Мэрион всегда восхищала не столько сама татуировка, сколько содержащееся в ней послание – иногда очевидное, наотмашь, прямым попаданием, иногда таинственное, прикровенное, на секунду выглядывающее из-под задравшегося рукава рубашки или взметнувшейся юбки. Бывает татуировка-приглашение – виноградная лоза, надпись на неизвестном языке, вьющаяся пониже спины и исчезающая под эластичной резинкой. Такие она видела у женщин на занятиях йогой. Бывает татуировка-предупреждение – вопящий череп, а то и сам дьявол. Говорит сама за себя – как вздыбившаяся шерсть на собачьем загривке. Встречаются памятки путешествий, наградные знаки и воспоминания об ушедших – продукты с давно просроченной датой, залежавшиеся на магазинной полке.

И наконец – наколки с именами и рисунки, вызывающие только сожаления, ставшие со временем грустным напоминанием о том, что все в жизни подвержено переменам. Ей это ни к чему, вот и остается жить да поживать без вечной наколки на память. А то будет как в колледже. Шел второй год учебы, и ей вдруг попался на глаза рассказик, написанный в первом семестре. Она страшно обрадовалась, увидев заголовок, даже на шрифт было приятно смотреть, сразу вспомнилось, как герои раскрывали перед ней душу, как потоком лились слова – прямо на бумагу. Начала читать – о, ужас, до чего же незрело, совершенно по-детски. Порвала рассказик, с облегчением вспомнив, что никто, кроме профессора и двух-трех подружек, его не видел. Целый год ничего не писала, парализованная страхом будущего. Как она сама будет это читать? А уж другие-то! Прочтут и поймут, какой она раньше была. А она уже совсем другая! Только чернила просохли, она, глядь, уже изменилась.

Журналистика помогла справиться со ступором, теперь получалось не только писать, но и еще и деньги этим зарабатывать – вот уже тридцать с лишним лет. Статья – словесная фотография – словно застыла во времени, и ничего, что с годами пожелтела. Очень многие так считают. Пусть журналистская писанина потом исчезнет – это в порядке вещей, главное, что сегодня про нее кто-то думает, а значит, завтра напишется еще лучше. Она – летописец повседневности.

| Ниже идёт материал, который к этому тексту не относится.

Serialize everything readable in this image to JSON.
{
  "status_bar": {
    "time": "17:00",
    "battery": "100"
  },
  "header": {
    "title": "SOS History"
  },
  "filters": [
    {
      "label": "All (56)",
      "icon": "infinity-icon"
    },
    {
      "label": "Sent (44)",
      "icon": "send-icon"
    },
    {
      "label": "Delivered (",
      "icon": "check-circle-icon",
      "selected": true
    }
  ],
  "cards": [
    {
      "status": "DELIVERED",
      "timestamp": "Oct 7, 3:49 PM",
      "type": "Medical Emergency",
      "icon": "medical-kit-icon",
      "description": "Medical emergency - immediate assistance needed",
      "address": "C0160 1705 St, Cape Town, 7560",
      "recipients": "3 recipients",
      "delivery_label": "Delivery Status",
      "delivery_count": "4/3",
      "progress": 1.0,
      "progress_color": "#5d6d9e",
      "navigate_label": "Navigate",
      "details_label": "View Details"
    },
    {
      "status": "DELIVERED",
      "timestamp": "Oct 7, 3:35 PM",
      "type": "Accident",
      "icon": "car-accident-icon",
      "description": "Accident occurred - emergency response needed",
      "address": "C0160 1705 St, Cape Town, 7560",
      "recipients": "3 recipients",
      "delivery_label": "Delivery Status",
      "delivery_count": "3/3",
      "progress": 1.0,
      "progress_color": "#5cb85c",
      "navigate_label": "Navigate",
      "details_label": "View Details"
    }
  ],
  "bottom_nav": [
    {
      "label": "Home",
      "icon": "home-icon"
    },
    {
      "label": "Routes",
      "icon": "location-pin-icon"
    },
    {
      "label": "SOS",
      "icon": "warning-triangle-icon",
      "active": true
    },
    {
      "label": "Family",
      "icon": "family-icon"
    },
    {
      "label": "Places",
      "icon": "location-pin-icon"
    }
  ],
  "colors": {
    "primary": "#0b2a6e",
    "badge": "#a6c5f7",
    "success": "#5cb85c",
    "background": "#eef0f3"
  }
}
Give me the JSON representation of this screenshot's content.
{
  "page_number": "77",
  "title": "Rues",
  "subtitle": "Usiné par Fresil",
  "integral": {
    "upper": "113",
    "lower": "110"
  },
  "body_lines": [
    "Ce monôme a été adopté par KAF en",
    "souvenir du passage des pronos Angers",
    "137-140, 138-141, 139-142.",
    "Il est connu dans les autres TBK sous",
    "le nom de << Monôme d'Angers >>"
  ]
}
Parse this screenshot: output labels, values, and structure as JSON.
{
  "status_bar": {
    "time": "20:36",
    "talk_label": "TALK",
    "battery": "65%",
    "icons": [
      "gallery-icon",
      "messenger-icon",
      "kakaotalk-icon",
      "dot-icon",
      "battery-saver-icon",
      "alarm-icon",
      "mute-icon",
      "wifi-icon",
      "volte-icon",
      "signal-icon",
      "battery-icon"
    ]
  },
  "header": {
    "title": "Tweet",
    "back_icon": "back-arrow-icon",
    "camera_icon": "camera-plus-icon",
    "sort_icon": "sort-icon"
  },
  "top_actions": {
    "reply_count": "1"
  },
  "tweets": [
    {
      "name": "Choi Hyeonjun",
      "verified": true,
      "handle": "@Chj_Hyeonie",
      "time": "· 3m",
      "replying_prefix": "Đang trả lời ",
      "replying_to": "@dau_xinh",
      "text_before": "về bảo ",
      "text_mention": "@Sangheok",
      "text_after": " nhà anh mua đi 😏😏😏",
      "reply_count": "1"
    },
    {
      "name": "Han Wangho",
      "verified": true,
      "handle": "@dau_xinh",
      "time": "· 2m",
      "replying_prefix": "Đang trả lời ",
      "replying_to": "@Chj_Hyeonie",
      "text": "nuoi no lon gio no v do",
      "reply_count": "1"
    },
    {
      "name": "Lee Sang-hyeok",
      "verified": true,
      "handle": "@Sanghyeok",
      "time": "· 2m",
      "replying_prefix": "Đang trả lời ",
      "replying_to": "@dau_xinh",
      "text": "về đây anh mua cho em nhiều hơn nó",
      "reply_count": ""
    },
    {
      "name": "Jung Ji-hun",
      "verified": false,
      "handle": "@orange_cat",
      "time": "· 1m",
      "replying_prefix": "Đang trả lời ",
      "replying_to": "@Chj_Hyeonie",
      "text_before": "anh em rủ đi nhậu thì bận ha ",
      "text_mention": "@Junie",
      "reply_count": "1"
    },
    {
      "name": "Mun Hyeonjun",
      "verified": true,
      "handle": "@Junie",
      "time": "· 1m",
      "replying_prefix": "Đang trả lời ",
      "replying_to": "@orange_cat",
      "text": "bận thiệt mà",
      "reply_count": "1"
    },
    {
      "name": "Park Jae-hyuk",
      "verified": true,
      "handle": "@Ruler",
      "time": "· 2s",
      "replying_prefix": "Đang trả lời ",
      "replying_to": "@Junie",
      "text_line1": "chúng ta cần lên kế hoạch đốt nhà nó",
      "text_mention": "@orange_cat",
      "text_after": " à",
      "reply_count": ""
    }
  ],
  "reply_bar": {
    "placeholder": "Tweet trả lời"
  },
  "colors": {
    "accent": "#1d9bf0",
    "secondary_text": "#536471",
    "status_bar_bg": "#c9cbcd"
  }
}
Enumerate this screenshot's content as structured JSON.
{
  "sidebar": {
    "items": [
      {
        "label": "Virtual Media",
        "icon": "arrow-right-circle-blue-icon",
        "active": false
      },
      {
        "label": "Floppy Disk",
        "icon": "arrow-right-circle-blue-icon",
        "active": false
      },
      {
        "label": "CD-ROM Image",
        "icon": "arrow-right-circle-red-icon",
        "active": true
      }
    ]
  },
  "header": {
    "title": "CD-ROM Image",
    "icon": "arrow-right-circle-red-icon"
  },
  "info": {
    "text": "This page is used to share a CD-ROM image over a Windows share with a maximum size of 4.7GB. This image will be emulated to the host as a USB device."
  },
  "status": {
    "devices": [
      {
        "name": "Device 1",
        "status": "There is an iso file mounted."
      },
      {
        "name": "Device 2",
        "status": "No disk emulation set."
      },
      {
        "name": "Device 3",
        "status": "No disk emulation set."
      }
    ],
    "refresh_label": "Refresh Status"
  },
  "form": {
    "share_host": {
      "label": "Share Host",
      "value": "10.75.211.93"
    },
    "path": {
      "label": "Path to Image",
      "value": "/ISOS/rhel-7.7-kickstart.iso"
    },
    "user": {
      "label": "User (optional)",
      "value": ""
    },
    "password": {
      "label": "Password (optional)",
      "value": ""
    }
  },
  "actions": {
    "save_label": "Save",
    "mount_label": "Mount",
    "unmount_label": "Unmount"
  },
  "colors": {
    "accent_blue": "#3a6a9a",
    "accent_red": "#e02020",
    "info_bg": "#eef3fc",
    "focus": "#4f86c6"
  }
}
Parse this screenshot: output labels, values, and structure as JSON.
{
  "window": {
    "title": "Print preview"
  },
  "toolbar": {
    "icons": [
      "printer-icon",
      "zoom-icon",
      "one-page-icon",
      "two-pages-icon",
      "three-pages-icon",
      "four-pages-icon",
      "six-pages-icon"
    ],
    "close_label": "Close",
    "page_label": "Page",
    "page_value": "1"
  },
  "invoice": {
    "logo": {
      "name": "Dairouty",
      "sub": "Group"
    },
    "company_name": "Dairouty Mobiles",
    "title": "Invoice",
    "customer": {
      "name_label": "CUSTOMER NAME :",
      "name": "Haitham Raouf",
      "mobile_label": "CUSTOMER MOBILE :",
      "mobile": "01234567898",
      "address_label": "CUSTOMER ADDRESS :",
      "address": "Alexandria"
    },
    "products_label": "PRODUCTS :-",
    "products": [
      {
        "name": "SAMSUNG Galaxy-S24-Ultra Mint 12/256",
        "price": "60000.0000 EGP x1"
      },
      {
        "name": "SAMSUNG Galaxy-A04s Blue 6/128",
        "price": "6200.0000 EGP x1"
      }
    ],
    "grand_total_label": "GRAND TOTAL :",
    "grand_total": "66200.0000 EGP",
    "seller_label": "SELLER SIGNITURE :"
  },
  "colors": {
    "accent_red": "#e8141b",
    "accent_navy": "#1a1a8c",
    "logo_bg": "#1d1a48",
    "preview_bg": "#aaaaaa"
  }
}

Ладно, ручка и блокнот на месте. И Мэрион смешалась с толпой, валом устремившейся внутрь.


Там, снаружи, остались туристы в шортах, сжимающие потные ладошки капризных отпрысков. А внутри, в тускловатом свете, реальность вдруг сменилась фантасмагорией, пещерой, заполненной сюрреалистичными созданиями. Горячие тела, влажный воздух дрожит от басовых вибраций музыки, визжат татуировочные машинки. Черно-красное тело паука, ножки острыми крючочками цепляются за паутину на предплечье. По плечу летит звездный дождь. Во всю ширь незагорелой спины раскинула крылья летучая мышь. Обнаженное тело, руки и ноги кишат наколками, но рисунок резко останавливается у ладоней, ступней и лица – нетронутых, спокойных. Уголком глаза Мэрион заметила еще одно тело, сквозь него проступали мышцы и кости, да так натурально, что она даже подошла поближе – проверить. Мужчина заметил ее взгляд и по-кошачьи ухмыльнулся.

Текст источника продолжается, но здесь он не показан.